Unter anderem, weil der Sendung von anderen Medien vorgeworfen wurde, sie stelle eine Therapie in Aussicht, deren Nutzen für diese Krankheitsbilder nicht belegt sei, die Apherese, also Blutwäsche. Doch wie kann deren Nutzen belegt oder nicht belegt sein, wenn dazu kaum geforscht wird?
Und damit kommen wir wieder zu Hashimoto: Von Hashimoto sind womöglich Hunderttausende oder gar Millionen Menschen betroffen – genaue Zahlen gibt es nicht, weil sie eben nicht gezählt werden –, die mit der bisherigen Behandlung allein durch L-Thyroxin nicht nur nicht zufrieden, sondern weiterhin krank sind, manche schwer. Und ein paar davon sind, siehe Ella, sogar so schwer krank, dass ihr Schicksal mit denen von Impfgeschädigten oder Long-Covid-Patienten vergleichbar ist.
Warum wird all diesen Patienten von den Ärzten nicht geholfen? Weil die Medizin noch nicht so weit ist. Man muss das so deutlich sagen: Bei Long Covid und Impfschäden ist es nicht verwunderlich, dass es noch keine Patentrezepte gibt, weil die Forschung dazu gerade erst beginnt. Doch ME/CFS und Hashimoto wurden schon vor Jahrzehnten entdeckt und offenbar für nicht allzu wichtig gehalten. Womöglich weil davon vor allem Frauen betroffen sind, eine von der Medizin traditionell eher vernachlässigte Patientengruppe?
Womöglich aber auch einfach deshalb, weil man das Immunsystem des Menschen bis heute nicht richtig verstanden hat, vor allem die Autoimmunprozesse. Auch deshalb konnte Corona die Welt dermaßen aus den Angeln heben, weil das Virus das Immunsystem auf eine Weise anzugreifen scheint, die wir bisher nicht kannten.

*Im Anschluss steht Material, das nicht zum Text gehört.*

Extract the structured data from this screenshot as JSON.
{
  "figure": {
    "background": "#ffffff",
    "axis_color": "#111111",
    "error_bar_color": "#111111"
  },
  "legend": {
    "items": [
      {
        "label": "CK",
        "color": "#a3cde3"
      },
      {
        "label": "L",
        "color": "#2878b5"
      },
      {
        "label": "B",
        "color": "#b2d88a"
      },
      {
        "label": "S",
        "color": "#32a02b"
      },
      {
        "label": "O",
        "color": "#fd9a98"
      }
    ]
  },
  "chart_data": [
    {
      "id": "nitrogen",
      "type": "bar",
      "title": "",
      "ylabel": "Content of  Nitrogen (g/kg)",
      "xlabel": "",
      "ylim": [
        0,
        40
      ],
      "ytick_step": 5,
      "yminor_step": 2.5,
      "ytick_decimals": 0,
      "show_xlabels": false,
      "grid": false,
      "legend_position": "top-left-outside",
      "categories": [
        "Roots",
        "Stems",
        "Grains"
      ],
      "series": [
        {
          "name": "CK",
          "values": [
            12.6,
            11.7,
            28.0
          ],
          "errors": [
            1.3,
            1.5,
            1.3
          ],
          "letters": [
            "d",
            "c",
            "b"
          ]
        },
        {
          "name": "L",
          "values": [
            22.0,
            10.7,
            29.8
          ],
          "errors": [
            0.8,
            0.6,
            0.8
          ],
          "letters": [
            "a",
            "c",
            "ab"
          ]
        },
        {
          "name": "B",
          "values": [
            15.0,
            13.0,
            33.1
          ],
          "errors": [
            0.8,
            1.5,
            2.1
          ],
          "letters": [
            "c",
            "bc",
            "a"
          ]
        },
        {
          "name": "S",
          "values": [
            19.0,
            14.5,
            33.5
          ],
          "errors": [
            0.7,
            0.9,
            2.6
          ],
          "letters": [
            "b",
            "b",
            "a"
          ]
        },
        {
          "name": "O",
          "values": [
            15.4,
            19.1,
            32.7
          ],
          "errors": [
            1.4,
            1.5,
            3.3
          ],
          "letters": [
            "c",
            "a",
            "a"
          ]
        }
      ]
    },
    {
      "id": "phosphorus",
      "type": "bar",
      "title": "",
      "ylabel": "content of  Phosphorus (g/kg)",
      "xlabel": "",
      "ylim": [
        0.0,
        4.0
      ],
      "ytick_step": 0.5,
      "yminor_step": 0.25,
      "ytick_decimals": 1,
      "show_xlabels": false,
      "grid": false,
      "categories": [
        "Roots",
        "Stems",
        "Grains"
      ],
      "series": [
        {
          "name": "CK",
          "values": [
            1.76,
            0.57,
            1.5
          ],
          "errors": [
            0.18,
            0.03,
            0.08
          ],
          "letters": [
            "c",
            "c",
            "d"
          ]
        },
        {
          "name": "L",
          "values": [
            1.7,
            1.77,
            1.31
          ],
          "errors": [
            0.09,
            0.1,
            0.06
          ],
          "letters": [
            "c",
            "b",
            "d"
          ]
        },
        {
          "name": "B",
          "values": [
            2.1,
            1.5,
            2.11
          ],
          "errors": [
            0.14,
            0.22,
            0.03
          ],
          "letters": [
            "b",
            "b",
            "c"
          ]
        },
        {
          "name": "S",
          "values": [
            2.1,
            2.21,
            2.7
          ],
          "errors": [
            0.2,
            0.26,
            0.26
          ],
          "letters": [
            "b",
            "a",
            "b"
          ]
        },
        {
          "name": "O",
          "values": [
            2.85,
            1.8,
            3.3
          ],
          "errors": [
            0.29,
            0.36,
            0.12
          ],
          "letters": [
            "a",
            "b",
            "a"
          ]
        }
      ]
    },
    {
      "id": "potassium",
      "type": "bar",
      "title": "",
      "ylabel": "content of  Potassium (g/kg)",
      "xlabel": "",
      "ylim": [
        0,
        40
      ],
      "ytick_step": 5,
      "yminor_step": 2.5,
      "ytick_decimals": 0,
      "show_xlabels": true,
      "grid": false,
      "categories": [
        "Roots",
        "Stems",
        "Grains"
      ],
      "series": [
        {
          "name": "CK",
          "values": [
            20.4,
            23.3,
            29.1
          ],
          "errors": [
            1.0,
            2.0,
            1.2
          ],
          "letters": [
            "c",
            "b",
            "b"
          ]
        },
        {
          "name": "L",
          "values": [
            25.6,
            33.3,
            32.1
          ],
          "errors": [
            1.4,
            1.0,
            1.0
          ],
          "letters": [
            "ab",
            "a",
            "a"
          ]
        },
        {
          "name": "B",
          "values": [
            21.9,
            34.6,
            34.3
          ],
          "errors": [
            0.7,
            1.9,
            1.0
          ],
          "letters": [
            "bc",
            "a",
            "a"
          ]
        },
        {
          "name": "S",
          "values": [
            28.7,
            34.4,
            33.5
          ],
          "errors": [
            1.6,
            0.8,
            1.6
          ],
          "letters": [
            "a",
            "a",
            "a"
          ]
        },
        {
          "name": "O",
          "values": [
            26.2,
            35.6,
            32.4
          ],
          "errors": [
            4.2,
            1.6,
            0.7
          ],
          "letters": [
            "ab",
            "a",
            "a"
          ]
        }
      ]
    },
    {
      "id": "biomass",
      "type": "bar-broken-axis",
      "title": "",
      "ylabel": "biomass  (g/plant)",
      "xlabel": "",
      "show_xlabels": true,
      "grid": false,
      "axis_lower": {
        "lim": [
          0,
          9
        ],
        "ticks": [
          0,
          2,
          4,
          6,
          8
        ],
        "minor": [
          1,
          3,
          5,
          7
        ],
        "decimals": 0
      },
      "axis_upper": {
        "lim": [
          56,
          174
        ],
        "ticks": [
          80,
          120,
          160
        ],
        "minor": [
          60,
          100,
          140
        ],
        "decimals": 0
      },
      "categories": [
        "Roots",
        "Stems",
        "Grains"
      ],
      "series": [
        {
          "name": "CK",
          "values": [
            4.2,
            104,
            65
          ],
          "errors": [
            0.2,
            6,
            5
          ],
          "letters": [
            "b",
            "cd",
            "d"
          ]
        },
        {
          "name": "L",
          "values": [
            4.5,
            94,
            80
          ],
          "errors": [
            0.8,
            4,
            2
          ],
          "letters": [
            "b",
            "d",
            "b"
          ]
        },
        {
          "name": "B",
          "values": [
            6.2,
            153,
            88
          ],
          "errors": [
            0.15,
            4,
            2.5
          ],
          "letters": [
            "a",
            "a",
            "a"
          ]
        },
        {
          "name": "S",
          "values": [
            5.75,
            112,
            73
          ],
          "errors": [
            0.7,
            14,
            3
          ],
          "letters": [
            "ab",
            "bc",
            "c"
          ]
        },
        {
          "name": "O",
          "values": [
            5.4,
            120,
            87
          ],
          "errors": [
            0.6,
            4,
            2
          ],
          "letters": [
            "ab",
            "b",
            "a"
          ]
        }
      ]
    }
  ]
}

Wissenschaft und Ärzte täten gut daran, viel öfter zuzugeben, dass wir als Menschen noch lange nicht die Krone der Schöpfung erreicht haben. Wie sollten wir auch, dann könnten wir die Arbeit an der Wissenschaft einstellen und müssten nicht mehr weiter forschen. Corona hat nicht nur das Brennglas auf gesellschaftliche Verhältnisse gerichtet, sondern auch auf Wissenschaft und Medizin.
Dieser Umstand sollte dringend genutzt werden – und zwar nicht, um immer wieder zu behaupten, man habe alles im Griff und wisse Bescheid, dieses oder jenes könne nicht sein. Sondern vor allem dazu, die Forschung weiter voranzutreiben auf genau jenem Gebiet, das noch allzu unzureichend erforscht zu sein scheint: das menschliche Immunsystem und seine autoimmunen Störungen.
So wurde auch kürzlich erst herausgefunden, dass die Autoimmunerkrankung Multiple Sklerose offenbar doch durch das Epstein-Barr-Virus ausgelöst werden kann – ein Zusammenhang, der lange vermutet wurde, aber Jahrzehnte nicht bewiesen werden konnte. Es braucht dringend mehr Forschung zu diesen Zusammenhängen.